In einer heute veröffentlichten Entscheidung hat der u.a. für das Insolvenzrecht zuständige IX. Zivilsenat des Bundesgerichtshofes (BGH) die seit Jahren umstrittene Rechtsfrage geklärt, ob Verbindlichkeiten, die der Schuldner während der vorläufigen Eigenverwaltung begründet, Masseverbindlichkeiten sind.
Im Streitfall hatte die Schuldnerin, nach Anordnung der vorläufigen Eigenverwaltung, an den Beklagten Steuerzahlungen geleistet. Eine Ermächtigung des Insolvenzgerichts, wonach die Schuldnerin Masseverbindlichkeiten begründen dürfe, lag nicht vor. Dem Beklagten war die Anordnung der Eigenverwaltung im Zeitpunkt der Steuerzahlungen bekannt. Nach Eröffnung des Insolvenzverfahrens forderte der Kläger die Steuerzahlungen aufgrund Insolvenzanfechtung zurück. Die Klage wurde erstinstanzlich abgewiesen, das Berufungsgericht gab ihr statt. Die Revision des beklagten Landes blieb erfolglos.
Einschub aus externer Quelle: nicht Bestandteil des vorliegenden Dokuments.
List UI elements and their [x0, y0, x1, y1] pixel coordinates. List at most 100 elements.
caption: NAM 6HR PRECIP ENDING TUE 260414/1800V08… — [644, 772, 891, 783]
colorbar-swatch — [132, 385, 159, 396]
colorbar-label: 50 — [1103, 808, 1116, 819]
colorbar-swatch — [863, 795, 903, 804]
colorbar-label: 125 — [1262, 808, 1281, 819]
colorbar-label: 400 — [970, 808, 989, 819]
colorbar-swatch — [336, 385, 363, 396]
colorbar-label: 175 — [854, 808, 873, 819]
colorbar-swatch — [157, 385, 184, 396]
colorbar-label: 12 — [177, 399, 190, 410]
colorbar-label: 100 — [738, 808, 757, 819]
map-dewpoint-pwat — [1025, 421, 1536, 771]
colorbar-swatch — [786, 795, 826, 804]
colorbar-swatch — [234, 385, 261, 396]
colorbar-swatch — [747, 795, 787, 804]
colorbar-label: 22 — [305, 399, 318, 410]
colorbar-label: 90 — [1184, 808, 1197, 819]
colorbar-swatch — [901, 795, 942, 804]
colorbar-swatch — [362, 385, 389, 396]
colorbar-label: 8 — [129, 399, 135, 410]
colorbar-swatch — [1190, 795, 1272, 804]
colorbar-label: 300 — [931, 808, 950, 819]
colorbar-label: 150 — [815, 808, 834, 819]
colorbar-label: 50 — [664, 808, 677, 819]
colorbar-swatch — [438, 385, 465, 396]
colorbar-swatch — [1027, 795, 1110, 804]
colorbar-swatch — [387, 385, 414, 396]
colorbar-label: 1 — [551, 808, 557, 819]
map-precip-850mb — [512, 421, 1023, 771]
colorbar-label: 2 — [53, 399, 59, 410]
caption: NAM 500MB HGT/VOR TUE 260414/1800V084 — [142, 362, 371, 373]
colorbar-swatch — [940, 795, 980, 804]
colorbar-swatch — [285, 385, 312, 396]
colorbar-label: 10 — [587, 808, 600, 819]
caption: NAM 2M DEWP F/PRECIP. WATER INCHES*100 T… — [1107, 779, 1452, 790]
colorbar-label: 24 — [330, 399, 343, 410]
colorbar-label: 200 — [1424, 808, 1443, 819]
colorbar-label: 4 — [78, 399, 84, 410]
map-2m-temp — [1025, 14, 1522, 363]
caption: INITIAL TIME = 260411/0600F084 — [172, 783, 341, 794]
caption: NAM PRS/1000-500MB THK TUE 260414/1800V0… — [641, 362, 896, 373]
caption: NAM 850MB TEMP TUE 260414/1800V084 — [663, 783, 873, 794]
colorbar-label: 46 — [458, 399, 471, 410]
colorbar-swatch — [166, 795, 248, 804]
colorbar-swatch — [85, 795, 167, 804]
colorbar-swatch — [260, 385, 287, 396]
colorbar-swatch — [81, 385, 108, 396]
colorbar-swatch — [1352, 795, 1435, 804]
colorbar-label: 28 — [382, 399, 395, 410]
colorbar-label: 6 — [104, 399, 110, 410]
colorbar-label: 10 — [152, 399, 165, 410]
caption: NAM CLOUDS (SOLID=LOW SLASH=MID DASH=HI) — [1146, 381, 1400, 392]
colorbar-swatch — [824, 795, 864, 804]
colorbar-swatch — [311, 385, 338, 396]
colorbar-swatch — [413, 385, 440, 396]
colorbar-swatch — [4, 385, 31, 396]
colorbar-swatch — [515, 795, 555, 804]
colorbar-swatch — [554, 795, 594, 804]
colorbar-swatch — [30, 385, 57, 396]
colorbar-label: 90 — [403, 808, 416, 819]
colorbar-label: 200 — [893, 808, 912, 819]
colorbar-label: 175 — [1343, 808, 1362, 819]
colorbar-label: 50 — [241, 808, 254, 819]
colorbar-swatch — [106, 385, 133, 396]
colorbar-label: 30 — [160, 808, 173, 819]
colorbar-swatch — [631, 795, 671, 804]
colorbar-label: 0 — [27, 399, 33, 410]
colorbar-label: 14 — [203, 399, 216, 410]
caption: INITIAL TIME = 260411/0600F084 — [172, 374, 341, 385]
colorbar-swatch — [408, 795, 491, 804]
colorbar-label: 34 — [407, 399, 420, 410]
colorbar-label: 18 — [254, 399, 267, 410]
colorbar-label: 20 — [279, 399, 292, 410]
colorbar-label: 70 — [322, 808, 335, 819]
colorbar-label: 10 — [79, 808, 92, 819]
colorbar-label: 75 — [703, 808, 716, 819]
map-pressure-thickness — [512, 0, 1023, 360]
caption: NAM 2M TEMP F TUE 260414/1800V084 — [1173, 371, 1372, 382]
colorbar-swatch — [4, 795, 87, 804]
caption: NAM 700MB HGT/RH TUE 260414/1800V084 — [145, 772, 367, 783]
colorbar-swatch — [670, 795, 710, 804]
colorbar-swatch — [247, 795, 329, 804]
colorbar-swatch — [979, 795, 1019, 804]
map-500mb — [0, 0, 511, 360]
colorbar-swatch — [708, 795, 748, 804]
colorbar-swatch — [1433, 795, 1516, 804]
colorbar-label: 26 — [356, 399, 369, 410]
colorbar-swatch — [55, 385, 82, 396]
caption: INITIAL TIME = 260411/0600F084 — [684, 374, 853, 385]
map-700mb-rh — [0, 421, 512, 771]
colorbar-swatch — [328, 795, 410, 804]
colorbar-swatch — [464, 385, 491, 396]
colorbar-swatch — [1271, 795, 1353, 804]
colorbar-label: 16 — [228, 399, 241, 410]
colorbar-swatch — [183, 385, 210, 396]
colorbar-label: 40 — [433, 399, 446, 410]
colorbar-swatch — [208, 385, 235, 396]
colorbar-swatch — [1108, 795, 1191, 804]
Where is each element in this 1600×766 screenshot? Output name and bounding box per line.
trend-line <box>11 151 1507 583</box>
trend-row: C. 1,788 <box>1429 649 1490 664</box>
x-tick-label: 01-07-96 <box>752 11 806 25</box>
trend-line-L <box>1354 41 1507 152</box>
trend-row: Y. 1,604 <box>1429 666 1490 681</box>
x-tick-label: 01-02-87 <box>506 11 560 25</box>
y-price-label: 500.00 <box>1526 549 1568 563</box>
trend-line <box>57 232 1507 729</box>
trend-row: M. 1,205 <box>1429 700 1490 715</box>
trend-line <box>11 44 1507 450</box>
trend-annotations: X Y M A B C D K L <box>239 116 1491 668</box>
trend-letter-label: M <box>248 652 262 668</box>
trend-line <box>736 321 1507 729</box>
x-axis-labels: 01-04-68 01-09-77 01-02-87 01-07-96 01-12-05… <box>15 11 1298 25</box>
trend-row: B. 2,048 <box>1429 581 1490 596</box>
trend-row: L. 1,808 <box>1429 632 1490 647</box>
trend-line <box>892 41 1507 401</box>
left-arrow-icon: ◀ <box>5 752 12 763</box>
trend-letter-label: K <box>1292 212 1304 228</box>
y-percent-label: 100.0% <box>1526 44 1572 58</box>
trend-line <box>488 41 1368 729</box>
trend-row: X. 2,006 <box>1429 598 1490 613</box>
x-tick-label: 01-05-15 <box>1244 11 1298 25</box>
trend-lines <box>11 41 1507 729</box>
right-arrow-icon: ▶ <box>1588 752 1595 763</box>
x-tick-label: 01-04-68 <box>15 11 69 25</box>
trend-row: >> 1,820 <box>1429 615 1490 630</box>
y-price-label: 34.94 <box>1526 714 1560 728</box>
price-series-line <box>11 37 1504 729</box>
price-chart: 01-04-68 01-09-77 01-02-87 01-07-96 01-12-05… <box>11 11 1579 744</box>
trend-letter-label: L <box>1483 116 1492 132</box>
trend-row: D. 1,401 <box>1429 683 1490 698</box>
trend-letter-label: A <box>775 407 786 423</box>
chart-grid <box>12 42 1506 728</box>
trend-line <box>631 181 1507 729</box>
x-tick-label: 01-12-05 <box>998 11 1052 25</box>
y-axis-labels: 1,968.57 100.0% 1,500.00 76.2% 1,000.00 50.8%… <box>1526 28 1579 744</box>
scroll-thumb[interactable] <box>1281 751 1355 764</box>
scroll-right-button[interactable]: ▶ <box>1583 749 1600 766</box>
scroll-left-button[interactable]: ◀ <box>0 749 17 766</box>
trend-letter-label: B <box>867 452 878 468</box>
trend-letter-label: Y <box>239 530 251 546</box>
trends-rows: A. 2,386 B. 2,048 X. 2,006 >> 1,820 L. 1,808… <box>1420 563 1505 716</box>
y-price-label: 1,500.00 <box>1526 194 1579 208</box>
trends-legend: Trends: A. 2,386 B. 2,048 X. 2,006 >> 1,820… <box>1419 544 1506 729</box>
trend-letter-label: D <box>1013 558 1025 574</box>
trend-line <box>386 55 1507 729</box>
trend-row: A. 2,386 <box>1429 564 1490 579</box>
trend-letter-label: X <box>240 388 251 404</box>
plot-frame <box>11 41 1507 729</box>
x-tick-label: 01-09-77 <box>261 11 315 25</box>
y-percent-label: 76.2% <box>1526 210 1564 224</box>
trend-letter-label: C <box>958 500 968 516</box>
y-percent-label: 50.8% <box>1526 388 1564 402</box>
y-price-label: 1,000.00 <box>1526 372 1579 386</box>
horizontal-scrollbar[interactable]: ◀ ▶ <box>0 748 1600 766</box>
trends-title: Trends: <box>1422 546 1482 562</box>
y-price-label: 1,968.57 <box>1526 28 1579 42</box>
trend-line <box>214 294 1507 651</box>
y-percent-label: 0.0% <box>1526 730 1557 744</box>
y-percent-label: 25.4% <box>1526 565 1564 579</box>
Streitentscheid war die Rechtsfrage, ob das beklagte Land die Steuerzahlungen als Insolvenz- oder Massegläubiger entgegengenommen hatte: Der BGH urteilte dahingehend, dass das Land mit den befriedigten Forderungen, wie von § 130 Abs. 1 Satz 1 InsO vorausgesetzt, bei Verfahrenseröffnung Insolvenzgläubiger und nicht Massegläubiger gewesen wäre. § 55 Abs. 4 InsO sei im Verfahren der vorläufigen Eigenverwaltung nicht anwendbar. Der Schuldner könne ohne entsprechende Ermächtigung durch das Insolvenzgericht keine Masseverbindlichkeiten begründen, weil der Schuldner – trotz vorläufiger Eigenverwaltung – nicht in der Position eines starken vorläufigen Verwalters sei.